Detalhes das 5 vulnerabilidades
As outras quatro falhas não são “apenas mais CVEs”. Elas encaixam como peças para ampliar o impacto, facilitar o abuso e reduzir a chance de detecção.
- CVE-2025-12970 (Buffer overflow no Docker input): um overflow em stack associado ao input de Docker (in_docker) pode ser disparado quando containers recebem nomes grandes demais, ultrapassando um buffer fixo de 256 bytes. Com isso, dá para derrubar o agente (DoS) ou, em cenários específicos, executar código. Esse risco cresce em clusters onde um atacante consegue criar workloads, mesmo que por pouco tempo.
- CVE-2025-12978 (Tag spoofing por comparação parcial): aqui a “etiqueta” vira um crachá falsificável. Um bug na lógica de validação do Tag_Key permite que um atacante, em certos inputs (HTTP, Elasticsearch e Splunk), acerte a tag confiável “chutando” apenas o primeiro caractere. Resultado: possibilidade de redirecionar logs, burlar filtros e injetar registros que parecem legítimos.
- CVE-2025-12977 (tags derivadas de campos controlados pelo usuário sem sanitização): quando tags são formadas a partir de campos que o usuário controla, a sanitização pode ser contornada. Isso permite inserir caracteres e sequências problemáticas, como quebras de linha e até padrões que influenciam outputs, levando à corrupção de logs e a efeitos colaterais em destinos que interpretam esses dados.
- CVE-2025-12969 (desativação silenciosa de autenticação): em determinadas configurações do input forward, ao usar Security.Users sem um Shared_Key, a autenticação pode ficar “efetivamente desligada” sem avisos evidentes. É o tipo de falha que engana porque parece seguro no arquivo de configuração, mas aceita tráfego não autenticado. Na prática, permite injetar telemetria falsa, enviar logs maliciosos ou inundar sistemas de detecção para gerar fadiga operacional.
Como o ataque vira “cegueira” operacional
Imagine um atacante que já colocou o pé dentro da rede do cluster (um pod comprometido, uma credencial vazada, um endpoint interno exposto). O alvo óbvio costuma ser o app, a API, o banco. O alvo inteligente é o que conta a história do ataque: os logs.
Com as falhas de tag manipulation, o atacante pode fazer eventos “parecerem” de uma fonte confiável e passar por rotas que você trata como seguras, ou desviar eventos para caminhos onde filtros não rodam. Com o auth bypass, ele pode empurrar volumes de telemetria forjada e criar ruído, do tipo que esconde um incidente real na multidão de alertas.

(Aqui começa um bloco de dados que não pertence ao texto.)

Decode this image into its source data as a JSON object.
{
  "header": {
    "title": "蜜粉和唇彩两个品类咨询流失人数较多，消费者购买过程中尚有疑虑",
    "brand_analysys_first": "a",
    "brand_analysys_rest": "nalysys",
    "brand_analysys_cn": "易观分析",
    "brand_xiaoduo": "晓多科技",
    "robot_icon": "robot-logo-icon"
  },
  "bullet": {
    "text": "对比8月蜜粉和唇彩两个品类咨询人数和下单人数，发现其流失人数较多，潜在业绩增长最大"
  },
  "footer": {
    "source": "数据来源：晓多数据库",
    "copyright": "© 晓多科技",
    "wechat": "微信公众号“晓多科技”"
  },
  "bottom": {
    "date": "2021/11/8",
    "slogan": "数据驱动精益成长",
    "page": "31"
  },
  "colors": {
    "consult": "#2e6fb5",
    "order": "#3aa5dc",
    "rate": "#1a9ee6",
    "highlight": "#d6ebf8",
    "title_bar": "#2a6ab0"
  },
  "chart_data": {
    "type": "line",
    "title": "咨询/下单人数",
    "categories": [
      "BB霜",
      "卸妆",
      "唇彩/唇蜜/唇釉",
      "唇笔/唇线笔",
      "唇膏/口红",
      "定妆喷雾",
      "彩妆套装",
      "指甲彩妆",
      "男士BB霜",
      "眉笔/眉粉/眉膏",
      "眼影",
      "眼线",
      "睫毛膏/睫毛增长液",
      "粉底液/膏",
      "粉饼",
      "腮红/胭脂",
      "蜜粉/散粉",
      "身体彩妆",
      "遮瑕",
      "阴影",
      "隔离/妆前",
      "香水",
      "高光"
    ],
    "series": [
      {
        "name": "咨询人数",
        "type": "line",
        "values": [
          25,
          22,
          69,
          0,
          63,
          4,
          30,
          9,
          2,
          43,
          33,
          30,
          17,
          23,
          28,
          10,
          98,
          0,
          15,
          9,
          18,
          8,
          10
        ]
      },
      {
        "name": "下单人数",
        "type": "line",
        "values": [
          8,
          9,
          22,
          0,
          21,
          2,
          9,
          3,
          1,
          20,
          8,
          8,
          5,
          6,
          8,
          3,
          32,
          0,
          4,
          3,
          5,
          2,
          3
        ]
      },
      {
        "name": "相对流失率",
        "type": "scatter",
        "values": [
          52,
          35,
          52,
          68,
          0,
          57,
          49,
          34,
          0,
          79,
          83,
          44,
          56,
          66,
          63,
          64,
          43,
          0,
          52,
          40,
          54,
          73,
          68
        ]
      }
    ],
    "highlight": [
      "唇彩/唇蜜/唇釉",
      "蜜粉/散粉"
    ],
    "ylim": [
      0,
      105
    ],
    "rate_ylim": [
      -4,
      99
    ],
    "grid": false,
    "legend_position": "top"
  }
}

E com o path traversal, dá para transformar o Fluent Bit em uma ferramenta de escrita arbitrária no host, abrindo caminho para comprometer o próprio pipeline de observabilidade.
A ironia cruel é esta: você pode ter o melhor SIEM do mundo, mas se o encanamento estiver envenenado, o painel vira uma visão bonita de dados errados.
O que fazer agora: atualização imediata e ajustes rápidos
A recomendação principal é direta: atualize para 4.1.1 ou 4.0.12 o quanto antes. A AWS já tratou o caso como prioridade e migrou seus componentes para uma versão corrigida, um sinal claro do nível de urgência. Além do patch, alguns cuidados reduzem muito o raio de explosão:
- Evite tags dinâmicas derivadas de input não confiável para roteamento.
- Em outputs de arquivo, defina explicitamente Path e File (não deixe o nome depender de tag).
- Restrinja ao máximo os inputs expostos em rede, e trate forward/HTTP como superfície de ataque, não como “tráfego interno inocente”.
- Rode o agente com menor privilégio possível, use mounts de configuração read-only e limite acesso a filesystem.